En octobre 2017, Nicolas Meyrieux récidive avec une vidéo sur les semences très criticable.
NOTE
[1] (On notera DJA la Dose Journalière Admissible ; MRL la Maximal Residue Limit, c’est-à-dire la quantité maximale de résidus autorisés pour chaque pesticide dans chaque produit de consommation ; NOAEL la « No Observable Adverse Effect Limit », c’est à dire la consommation quotidienne maximale de produit jusqu’à laquelle on observe pas d’effet sur les cobayes en laboratoire.)
La DJA du glyphosate fixée par l’EFSA est de 0,5 mg/kg/j (précédemment 0,3 mg/kg/j). Elle est calculée à partir des NOAEL obtenues par expériences, avec un facteur d’incertitude de 100. (Autrement dit, la pire NOAEL trouvée est divisée par 100 pour absorber les éventuelles différences entre humains et cobayes.)
Un calcul des expositions de la population européenne a été opéré sur la base des différents modèles de diètes (adultes et enfants). En supposant que tout produit consommé contient des résidus de glyphosate à la MRL, le pire régime est britannique et atteint 80,1% de la DJA (soit 0,4 mg/kg/j). Et encore ! Le calcul précédent repose sur des hypothèses aberrantes : tout produit récolté contient une quantité de glyphosate résiduel à la MRL, et ce taux de glyphosate n’est pas affecté par la transformation des produits. En prenant les résidus moyens trouvés par l’EFSA au lieu des MRL, et en prenant en compte l’impact de la transformation des produits, le pire cas est irlandais, avec 2,1 % de la DJA (soit 0,01 mg/kg/j).

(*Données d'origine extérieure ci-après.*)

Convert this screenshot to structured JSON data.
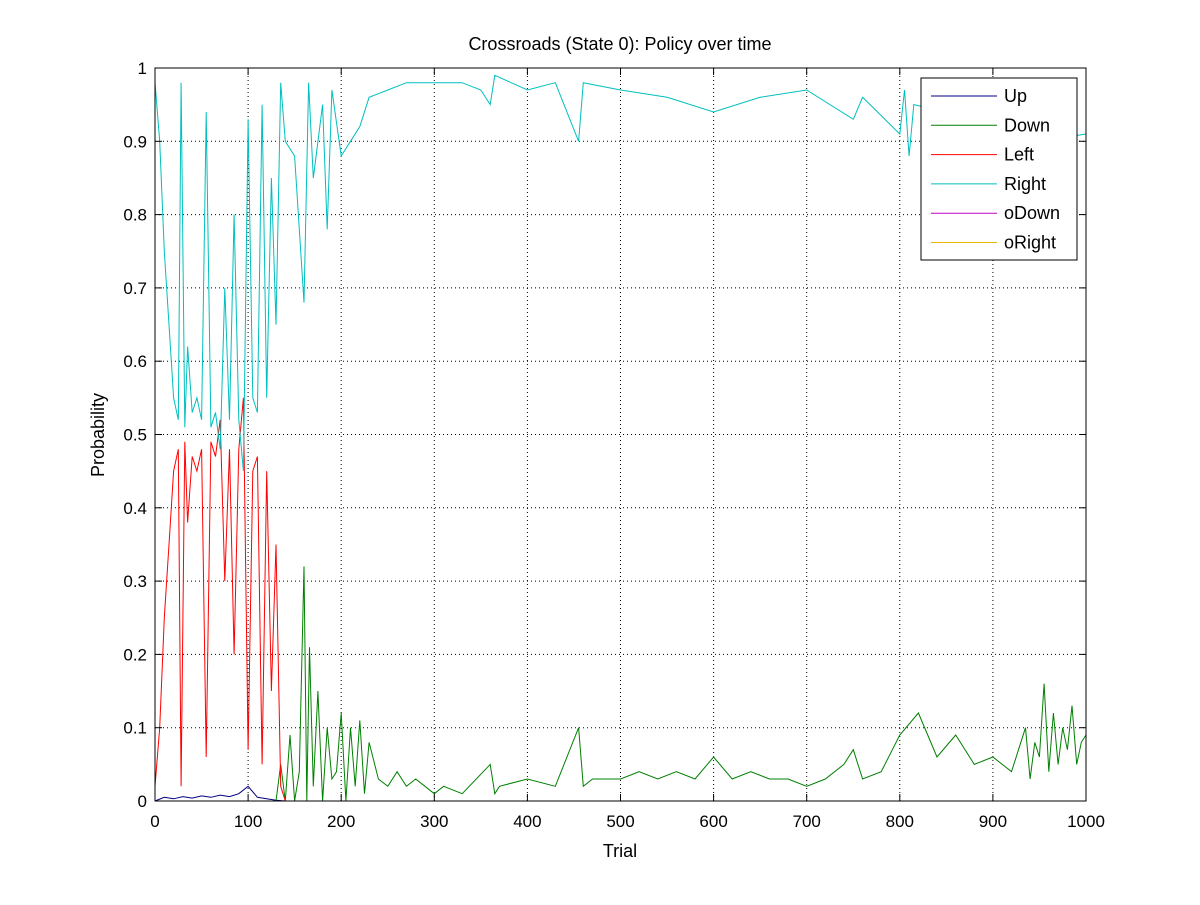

Bunker D a calculé les quantité de glyphosate consommées à partir des résidus dans les urines mesurés par Générations Futures. Dans le pire cas, on est à 0,58 μg/j/kg ; en moyenne : 0,25 μg/j/kg. L’étude allemande URINALE, sur 2000 cobayes (et non 50 pour Générations Futures), trouvait au pire 4 μg/L de glyphosate dans les urines (contre 2,89 μg/L chez Générations Futures). De là, on obtient une consommation à, au plus, 0,8 μg/j/kg.
Dans ce pire cas, on est à 0,16% de la DJA.
Ces mêmes calculs sont appliqués dans une publication qui à tout un tas d’études. La pire concentration dans l’urine pour un consommateur, 18,8 μg/L, donne 3,76 μg/j/kg, soit toujours < 1% DJA.